The database was set up in 2012 – a year after the rioting that hit London and other parts of the UK – and holds information on persons of interest which has been gathered by the police in a bid to identify gang members. It includes history of violent crime, social media entries and information from local councils.
But according to a recent report by Amnesty International, being on this database could affect access to housing or education services and the job centre because the data it contains is shared by the Met with local councils and other agencies.
As an experienced advisor who campaigns on behalf of people who’ve had their civil liberties breached, I am deeply concerned by this and the potential impact it could have on the Human Rights of the individuals on this list.
I am currently representing a young man who has seen his reputation tarnished through no fault of his own because his personal details were leaked as being on this ‘Gangs Matrix’ via social media.
It is not yet known how or why this data breach occurred, but the Information Commissioner’s Office is now investigating. Potentially, this mean that there could be many more people who have seen their Human Rights affected in the same way.
Is the ‘Gangs Matrix’ racially discriminatory?
Unfortunately, and perhaps most shockingly, Amnesty International believe this ‘Gangs Matrix’ is “racially discriminatory” because it contains a disproportionate number of black men.
Figures taken from July 2016 show that 87% of the people listed were black, Asian and minority ethnic – with 78% of them being black.
In London as a whole, only 13% of the population is black and police figures show 27% of those prosecuted for youth violence are black.
Of the 3,806 people who are on the ‘Gangs Matrix’ in London, only 5% of those were assessed as having the highest risk of committing violence. A staggering 64% of people on the database (1,500) were seen as being in the lowest category and were assessed as posing no risk of violence.
Which begs the question whether they should be on the list anyway?
According to Amnesty, the Metropolitan Police are putting people on the matrix because they mistake cultural preferences – such as the music they listen to – for criminality. Amnesty also claim Met officers are using social media networks to gather intelligence from those under suspicion without a warrant.
If this is happening, it’s not just illegal – it is also another serious Human Rights infringement.
Matrix must be ditched or Met police could face barrage of legal action
There is clearly a huge problem with knife crime violence in London at the moment, but unfortunately the ‘Gangs Matrix’ doesn’t actually tackle the problem. It only further marginalises a group of young adults and reaffirms the ‘institutionalised’ way of policing as it is perceived by the community it’s meant to protect.
Under no circumstances should any police force be stigmatising young men or young black men for their social media behaviour or their cultural choices – especially if they have not done anything wrong or illegal.

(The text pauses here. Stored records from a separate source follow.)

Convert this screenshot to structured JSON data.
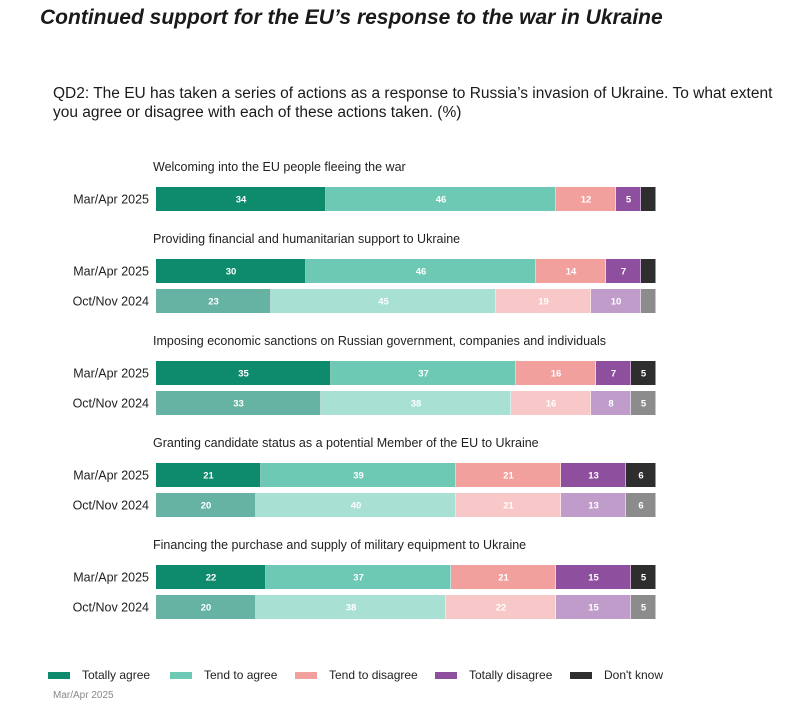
{
  "title": "Continued support for the EU’s response to the war in Ukraine",
  "question": "QD2: The EU has taken a series of actions as a response to Russia’s invasion of Ukraine. To what extent you agree or disagree with each of these actions taken. (%)",
  "footer": "Mar/Apr 2025",
  "chart_data": {
    "type": "bar",
    "orientation": "horizontal",
    "stacked": true,
    "xlim": [
      0,
      100
    ],
    "unit": "%",
    "legend_position": "bottom",
    "categories": [
      "Totally agree",
      "Tend to agree",
      "Tend to disagree",
      "Totally disagree",
      "Don't know"
    ],
    "colors": {
      "current": [
        "#0e8a6d",
        "#6dc8b4",
        "#f2a09e",
        "#8e4f9f",
        "#2e2e2e"
      ],
      "previous": [
        "#67b3a3",
        "#a8e0d4",
        "#f7c8c7",
        "#c09ccb",
        "#8c8c8c"
      ]
    },
    "groups": [
      {
        "label": "Welcoming into the EU people fleeing the war",
        "rows": [
          {
            "period": "Mar/Apr 2025",
            "style": "current",
            "values": [
              34,
              46,
              12,
              5,
              3
            ],
            "labels": [
              "34",
              "46",
              "12",
              "5",
              ""
            ]
          }
        ]
      },
      {
        "label": "Providing financial and humanitarian support to Ukraine",
        "rows": [
          {
            "period": "Mar/Apr 2025",
            "style": "current",
            "values": [
              30,
              46,
              14,
              7,
              3
            ],
            "labels": [
              "30",
              "46",
              "14",
              "7",
              ""
            ]
          },
          {
            "period": "Oct/Nov 2024",
            "style": "previous",
            "values": [
              23,
              45,
              19,
              10,
              3
            ],
            "labels": [
              "23",
              "45",
              "19",
              "10",
              ""
            ]
          }
        ]
      },
      {
        "label": "Imposing economic sanctions on Russian government, companies and individuals",
        "rows": [
          {
            "period": "Mar/Apr 2025",
            "style": "current",
            "values": [
              35,
              37,
              16,
              7,
              5
            ],
            "labels": [
              "35",
              "37",
              "16",
              "7",
              "5"
            ]
          },
          {
            "period": "Oct/Nov 2024",
            "style": "previous",
            "values": [
              33,
              38,
              16,
              8,
              5
            ],
            "labels": [
              "33",
              "38",
              "16",
              "8",
              "5"
            ]
          }
        ]
      },
      {
        "label": "Granting candidate status as a potential Member of the EU to Ukraine",
        "rows": [
          {
            "period": "Mar/Apr 2025",
            "style": "current",
            "values": [
              21,
              39,
              21,
              13,
              6
            ],
            "labels": [
              "21",
              "39",
              "21",
              "13",
              "6"
            ]
          },
          {
            "period": "Oct/Nov 2024",
            "style": "previous",
            "values": [
              20,
              40,
              21,
              13,
              6
            ],
            "labels": [
              "20",
              "40",
              "21",
              "13",
              "6"
            ]
          }
        ]
      },
      {
        "label": "Financing the purchase and supply of military equipment to Ukraine",
        "rows": [
          {
            "period": "Mar/Apr 2025",
            "style": "current",
            "values": [
              22,
              37,
              21,
              15,
              5
            ],
            "labels": [
              "22",
              "37",
              "21",
              "15",
              "5"
            ]
          },
          {
            "period": "Oct/Nov 2024",
            "style": "previous",
            "values": [
              20,
              38,
              22,
              15,
              5
            ],
            "labels": [
              "20",
              "38",
              "22",
              "15",
              "5"
            ]
          }
        ]
      }
    ]
  }
}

Being in a gang, a group or a gang video is not in itself a crime. For this reason, it’s important that the signifiers the Met use to identify ‘gang members’ are not taken from urban youth culture because that in itself is a reflection of society and not a crime.
If the life of an individual is blighted by having their personal details entered on this matrix, the ‘victim’ could be entitled to legal redress and compensation.
Unless the Matrix can be brought it in line with international Human Rights laws, it must be dismantled as soon as possible otherwise the Metropolitan Police could find themselves open to all sorts of legal action in the future.